Written by Tim Hansen

Fresh-faced young wannabe composers arriving at college are told in Composing 101: find your voice. Refine it down. Success means choosing a niche and painstakingly carving it out of the musical landscape bit by bit, like Andy Dufresne’s prison-cell wall inThe Shawshank Redemption, until you have your own tiny, specialised musical hidey-hole from which you can create your art.

2013 JFund recipient Danielle Schwob must have missed class that first day way back when, as she hasn’t so much as carved out a niche for herself as taken to the wall with a pickaxe and some dynamite, blowing a creative space for herself so big that you could drive a truck through it. The young, UK-born composer does pretty much everything: pop songs, rock, film scores, avant-garde electronica, concert music, broadway shows… nothing seems to be off the table for the dynamic Schwob.

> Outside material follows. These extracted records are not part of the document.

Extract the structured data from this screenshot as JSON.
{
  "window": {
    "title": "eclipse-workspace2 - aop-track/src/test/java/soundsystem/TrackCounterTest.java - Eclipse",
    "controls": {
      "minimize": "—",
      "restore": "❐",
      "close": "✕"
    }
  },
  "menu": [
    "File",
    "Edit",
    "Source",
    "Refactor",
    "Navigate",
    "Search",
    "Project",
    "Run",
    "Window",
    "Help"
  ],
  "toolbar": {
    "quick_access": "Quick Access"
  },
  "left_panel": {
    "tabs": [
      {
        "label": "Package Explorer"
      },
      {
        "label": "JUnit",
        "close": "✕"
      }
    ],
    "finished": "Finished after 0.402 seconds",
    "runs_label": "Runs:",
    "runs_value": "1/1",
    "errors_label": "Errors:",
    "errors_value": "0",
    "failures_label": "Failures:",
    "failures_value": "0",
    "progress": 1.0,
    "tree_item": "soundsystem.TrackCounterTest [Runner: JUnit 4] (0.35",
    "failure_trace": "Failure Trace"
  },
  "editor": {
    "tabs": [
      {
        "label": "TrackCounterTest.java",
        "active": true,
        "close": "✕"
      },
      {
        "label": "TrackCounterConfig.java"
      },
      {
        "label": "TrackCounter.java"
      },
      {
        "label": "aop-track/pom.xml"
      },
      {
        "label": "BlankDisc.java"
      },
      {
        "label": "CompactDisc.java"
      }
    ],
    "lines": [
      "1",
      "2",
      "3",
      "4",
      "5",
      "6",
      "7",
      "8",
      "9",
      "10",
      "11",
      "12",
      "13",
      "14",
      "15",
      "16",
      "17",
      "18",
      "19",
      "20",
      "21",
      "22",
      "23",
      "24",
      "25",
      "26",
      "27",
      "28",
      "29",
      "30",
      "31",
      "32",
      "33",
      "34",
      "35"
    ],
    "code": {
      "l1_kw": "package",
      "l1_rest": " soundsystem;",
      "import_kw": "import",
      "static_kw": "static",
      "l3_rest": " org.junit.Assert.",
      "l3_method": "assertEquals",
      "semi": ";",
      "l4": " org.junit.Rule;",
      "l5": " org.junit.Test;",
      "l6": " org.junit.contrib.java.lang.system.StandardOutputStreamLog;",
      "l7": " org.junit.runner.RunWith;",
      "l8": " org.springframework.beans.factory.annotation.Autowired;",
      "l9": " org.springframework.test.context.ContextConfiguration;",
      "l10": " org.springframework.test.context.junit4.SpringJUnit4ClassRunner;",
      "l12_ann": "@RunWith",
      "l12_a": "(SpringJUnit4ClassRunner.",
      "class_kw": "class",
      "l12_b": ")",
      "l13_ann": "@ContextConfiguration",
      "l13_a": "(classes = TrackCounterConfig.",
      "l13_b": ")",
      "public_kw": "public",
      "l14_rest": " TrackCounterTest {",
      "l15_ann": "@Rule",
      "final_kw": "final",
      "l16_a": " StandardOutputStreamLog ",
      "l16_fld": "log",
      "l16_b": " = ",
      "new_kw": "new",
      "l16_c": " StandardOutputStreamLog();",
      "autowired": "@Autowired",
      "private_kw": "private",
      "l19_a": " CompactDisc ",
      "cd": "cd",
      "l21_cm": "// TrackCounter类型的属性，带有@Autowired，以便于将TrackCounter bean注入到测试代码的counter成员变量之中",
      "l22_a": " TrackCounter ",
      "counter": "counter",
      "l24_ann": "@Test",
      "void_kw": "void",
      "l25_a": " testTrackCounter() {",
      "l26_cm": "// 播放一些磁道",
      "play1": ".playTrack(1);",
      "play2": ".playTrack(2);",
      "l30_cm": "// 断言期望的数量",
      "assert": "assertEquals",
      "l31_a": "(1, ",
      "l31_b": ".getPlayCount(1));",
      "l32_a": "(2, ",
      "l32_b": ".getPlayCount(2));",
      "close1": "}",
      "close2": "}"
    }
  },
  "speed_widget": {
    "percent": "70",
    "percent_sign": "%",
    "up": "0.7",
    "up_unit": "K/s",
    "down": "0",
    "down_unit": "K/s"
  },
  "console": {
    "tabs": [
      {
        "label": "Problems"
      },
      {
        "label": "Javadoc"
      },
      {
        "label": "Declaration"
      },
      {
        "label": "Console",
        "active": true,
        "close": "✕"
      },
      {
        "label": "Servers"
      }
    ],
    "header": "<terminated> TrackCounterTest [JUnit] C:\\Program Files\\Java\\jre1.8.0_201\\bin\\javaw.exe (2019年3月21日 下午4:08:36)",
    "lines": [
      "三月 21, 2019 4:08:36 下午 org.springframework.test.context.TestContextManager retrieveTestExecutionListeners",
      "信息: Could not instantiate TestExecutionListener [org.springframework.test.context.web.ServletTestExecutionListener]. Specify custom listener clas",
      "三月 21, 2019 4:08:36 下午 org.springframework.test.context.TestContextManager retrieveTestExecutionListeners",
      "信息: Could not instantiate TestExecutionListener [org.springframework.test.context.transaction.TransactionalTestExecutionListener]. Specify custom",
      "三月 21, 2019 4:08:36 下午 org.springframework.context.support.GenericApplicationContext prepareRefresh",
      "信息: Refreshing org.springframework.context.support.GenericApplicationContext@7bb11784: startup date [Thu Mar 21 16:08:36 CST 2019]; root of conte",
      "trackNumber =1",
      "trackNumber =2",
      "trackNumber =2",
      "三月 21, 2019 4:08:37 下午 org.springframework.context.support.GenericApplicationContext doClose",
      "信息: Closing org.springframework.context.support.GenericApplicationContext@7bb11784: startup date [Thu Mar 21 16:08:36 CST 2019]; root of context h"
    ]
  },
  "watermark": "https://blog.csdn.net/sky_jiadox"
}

“I’m not surprised that I developed eclectic tastes,” reflects Schwob. Growing up in a house full of music lovers “who were just as likely to be listening to John Adams as they were John Lennon, or John Williams for that matter”, Schwob learned guitar, sang in choirs, and spent her teenage years playing in rock and jazz bands. Upon entering university Schwob launched into studying classical composition, transplanting herself from her native England to New York City in the process. Usually this would be the point in the story in which the young protagonist faces an existential dilemma as to whether to pursue one calling or another, but Schwob seems to have skipped that chapter and decided to do it all.

“I think of these different outputs as different versions of Danielle Schwob, although that does make me sound like I have multiple personalities!” she jokes. “I’ve been told that you can hear the classical influence in some of my pop melodies and that my concert writing has an immediacy to it but I still think they’re very separate.”

Currently, Schwob has a number of significant irons in the fire: in addition to her own personal projects she is recording a new pop/rock album with three-time Grammy award-winning producer David Botrill, as well as a new theatrical production based upon the music of legendary punk band The Pogues in collaboration with the band themselves. Somehow in the midst of all this activity, Schwob has found the time to turn her considerably broad creative palette to putting together a trio of solo works for piano, violin and cello, which was made possible by her 2013 JFund award. The pieces will be based upon a series of self-portraits by three of Britain’s greatest 20th century artists, Francis Bacon, David Hockney and Lucian Freud. Schwob suggests that self-portraits are ideal muses for solo music works since both art forms “force the artist to make a deliberate presentation of themselves to an audience with support from virtually nothing else.”

“I’ve done my best to reflect the individual characteristics of each portrait within the compositions,” she continues. “The piano movement, for example, is based on the Freud painting and so the music is assertive but thoughtful. The violin piece is based on Hockney’s portrait and so it’s wispier and more delicate, while the cello corresponds to Francis Bacon and so it’s darker and more violent. It’s interesting though since it’s a nebulous process that involves a lot of projection – I am essentially developing three of my own self-portraits…based on self-portraits of people I’ve never met…which will then be presented as solo performances by other people. Murky waters indeed…”

Growing up in London but spending her adulthood in New York has left Schwob “figuratively stranded somewhere in the middle of the Atlantic Ocean”. Much like her output, which has resisted easy categorisation, Schwob long ago gave up trying to decide if she was a British artist or an American one. However she is well-placed to describe the differences between the London music scene and its New York counterpart, which could explain to some extent Schwob’s unusually broad oeuvre.

“The English seem to draw less of a distinction between high and low art,” she explains. “Pop, rock and film scores generally aren’t looked upon as being frivolous or lowbrow in the way that I’ve experienced in the US, and concert music, while still considered ‘intellectual’, doesn’t have such a lofty, inaccessible air to it. Music doesn’t get put into boxes quite as easily and I think that opens up a lot of interesting doors creatively. That being said, at the grassroots level I’ve found individual artists over here to be just as forward-thinking as they are in Britain. The difference seems to be in what rises to the top and becomes absorbed into culture and what is relegated to a niche audience – something that probably has more to do with who is working at the record labels, big institutional orchestras and so on – than it does the musicians themselves.”